El Águila de Veracruz – No. 53
- Pitcher
- Born: December 21, 1993 (age 32) Ciudad Obregón, Sonora, Mexico
- Bats: RightThrows: Right

= Fabián Anguamea =

Mexican baseball player (born 1993)

Jesús Fabián Anguamea (born December 21, 1993) is a Mexican professional baseball pitcher for El Águila de Veracruz of the Mexican League. He played for the Mexico national baseball team in the 2020 Summer Olympics.

==Career==
===Diablos Rojos del México===
On June 5, 2013, Anguamea signed with the Diablos Rojos del México of the Mexican League. He made his professional debut that season, pitching in 10 games and recording a 5.73 ERA. The following season, Anguamea struggled to a 6.92 ERA in 8 games for the team. In 2015, he pitched to a 3.58 ERA in 22 appearances. The next year, Anguamea pitched in 17 games for México, logging an 0-1 record and 5.70 ERA with 26 strikeouts in 30.0 innings of work. For the 2017 season, Anguamea pitched to a 5-2 record and 4.29 ERA in 27 appearances. In 2018, Anguamea 23 games for the team, posting a 3-3 record with 61 strikeouts in 58 1/3 innings pitched. In 2019, he registered a 6.18 ERA in 31 games for the team. Anguamea did not play in a game in 2020 due to the cancellation of the Mexican League season because of the COVID-19 pandemic. In 7 games for the team in 2021, Anguamea struggled to a 10.00 ERA with 9 strikeouts in as many innings.

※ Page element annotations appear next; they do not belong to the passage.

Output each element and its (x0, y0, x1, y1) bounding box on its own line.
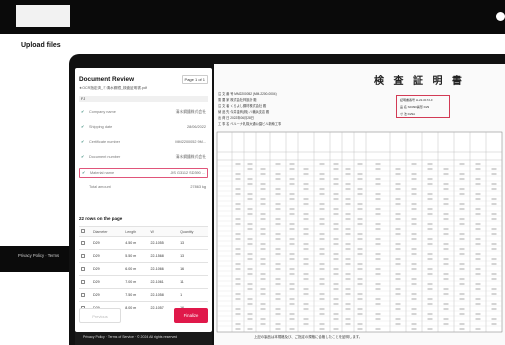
document-certification-text: 上記の製品は本規格及び、ご指定の規格に合格したことを証明します。 (254, 335, 363, 339)
col-diameter: Diameter (91, 226, 124, 237)
row-checkbox[interactable] (81, 240, 85, 245)
table-row[interactable]: D29 6.00 m 22-1066 16 (79, 262, 208, 276)
rows-table: Diameter Length W Quantity D29 4.50 m 22… (79, 226, 208, 315)
app-footer-links[interactable]: Privacy Policy · Terms (18, 253, 59, 258)
document-red-line: 寸 法 D29A (400, 112, 416, 116)
document-meta-line: 納 品 先 今井金商(株) 八幡浜支店 殿 (218, 110, 270, 114)
select-all-checkbox[interactable] (81, 229, 85, 233)
previous-button[interactable]: Previous (79, 308, 121, 323)
file-name: ★OCR指定済_①清水鋼鐵_検査証明書.pdf (79, 86, 147, 90)
document-heading: 検 査 証 明 書 (374, 76, 465, 87)
panel-footer-links[interactable]: Privacy Policy · Terms of Service · © 20… (83, 335, 177, 339)
document-preview[interactable]: 検 査 証 明 書 注 文 番 号 MM2200052 (MM-2200-000… (214, 64, 505, 345)
col-w: W (148, 226, 179, 237)
document-meta-line: 出 荷 日 2022年06月28日 (218, 116, 254, 120)
table-row[interactable]: D29 4.50 m 22-1055 13 (79, 236, 208, 250)
table-header-row: Diameter Length W Quantity (79, 226, 208, 237)
row-checkbox[interactable] (81, 279, 85, 284)
field-material-name[interactable]: ✔ Material name JIS G3112 SD390 ... (79, 168, 208, 178)
field-company-name[interactable]: ✔ Company name 清水鋼鐵株式会社 (79, 108, 208, 118)
page-indicator[interactable]: Page 1 of 1 (181, 75, 208, 84)
check-icon: ✔ (81, 109, 85, 114)
table-row[interactable]: D29 7.50 m 22-1058 1 (79, 288, 208, 302)
app-logo[interactable] (16, 5, 70, 27)
check-icon: ✔ (81, 154, 85, 159)
check-icon: ✔ (81, 124, 85, 129)
table-row[interactable]: D29 7.00 m 22-1061 11 (79, 275, 208, 289)
check-icon: ✔ (82, 170, 86, 175)
check-icon: ✔ (81, 139, 85, 144)
review-title: Document Review (79, 76, 135, 83)
app-header (0, 0, 505, 34)
fj-label: FJ (79, 96, 208, 102)
rows-count-title: 22 rows on the page (79, 216, 123, 221)
document-data-grid (216, 131, 503, 333)
document-meta-line: 注 文 者 くらよし鋼材株式会社 殿 (218, 104, 267, 108)
document-meta-line: 工 事 名 ベルーナ札幌大通公園ビル新築工事 (218, 122, 282, 126)
row-checkbox[interactable] (81, 292, 85, 297)
document-red-line: 証明書番号 H-22-0172-F (400, 98, 433, 102)
page-title: Upload files (21, 42, 61, 49)
avatar-icon[interactable] (496, 12, 505, 21)
document-red-line: 品 名 SD390異形 D29 (400, 105, 430, 109)
field-total-amount[interactable]: Total amount 27863 kg (79, 183, 208, 193)
field-certificate-number[interactable]: ✔ Certificate number MM2200052 9M... (79, 138, 208, 148)
field-shipping-date[interactable]: ✔ Shipping date 28/06/2022 (79, 123, 208, 133)
table-row[interactable]: D29 5.50 m 22-1568 13 (79, 249, 208, 263)
review-panel: Document Review Page 1 of 1 ★OCR指定済_①清水鋼… (75, 68, 212, 332)
document-meta-line: 注 文 番 号 MM2200052 (MM-2200-0004) (218, 92, 277, 96)
row-checkbox[interactable] (81, 266, 85, 271)
field-document-number[interactable]: ✔ Document number 清水鋼鐵株式会社 (79, 153, 208, 163)
document-meta-line: 需 要 家 株式会社梓設計 殿 (218, 98, 257, 102)
col-length: Length (123, 226, 149, 237)
row-checkbox[interactable] (81, 253, 85, 258)
col-quantity: Quantity (178, 226, 208, 237)
finalize-button[interactable]: Finalize (174, 308, 208, 323)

===Tigres de Quintana Roo===
On June 15, 2021, Anguamea was traded to the Tigres de Quintana Roo along with Octavio Acosta and Carlos De Leon in exchange for Luis Ivan Rodriguez. In 15 appearances, he recorded an 0.56 ERA with 11 strikeouts across 16.0 innings pitched.

In 2022, Anguamea pitched in 37 games for Quintana Roo, logging a 4.15 ERA with 37 strikeouts and 2 saves. He did not appear in a game in 2023, and was released by the team on March 11, 2024.

===El Águila de Veracruz===
On May 15, 2024, Anguamea signed with El Águila de Veracruz of the Mexican League. In 13 relief appearances, he logged a 5.68 ERA and 15 strikeouts over 12 2/3 innings.

===Pericos de Puebla===
On December 4, 2024, Anguamea was traded to the Rieleros de Aguascalientes of the Mexican League. On February 4, 2025, Anguamea was traded to the Pericos de Puebla in exchange for Irving Lopez. In four appearances for Puebla, he struggled to a 9.64 ERA with one strikeout across 4 2/3 innings pitched. Anguamea was released by the Pericos on May 1.

===El Águila de Veracruz (second stint)===
On May 24, 2025, Anguamea signed with El Águila de Veracruz of the Mexican League.

==International career==
Anguamea was selected to the Mexico national baseball team for the 2020 Summer Olympics (contested in July 2021), as a replacement for Sammy Solís, who tested positive for COVID-19.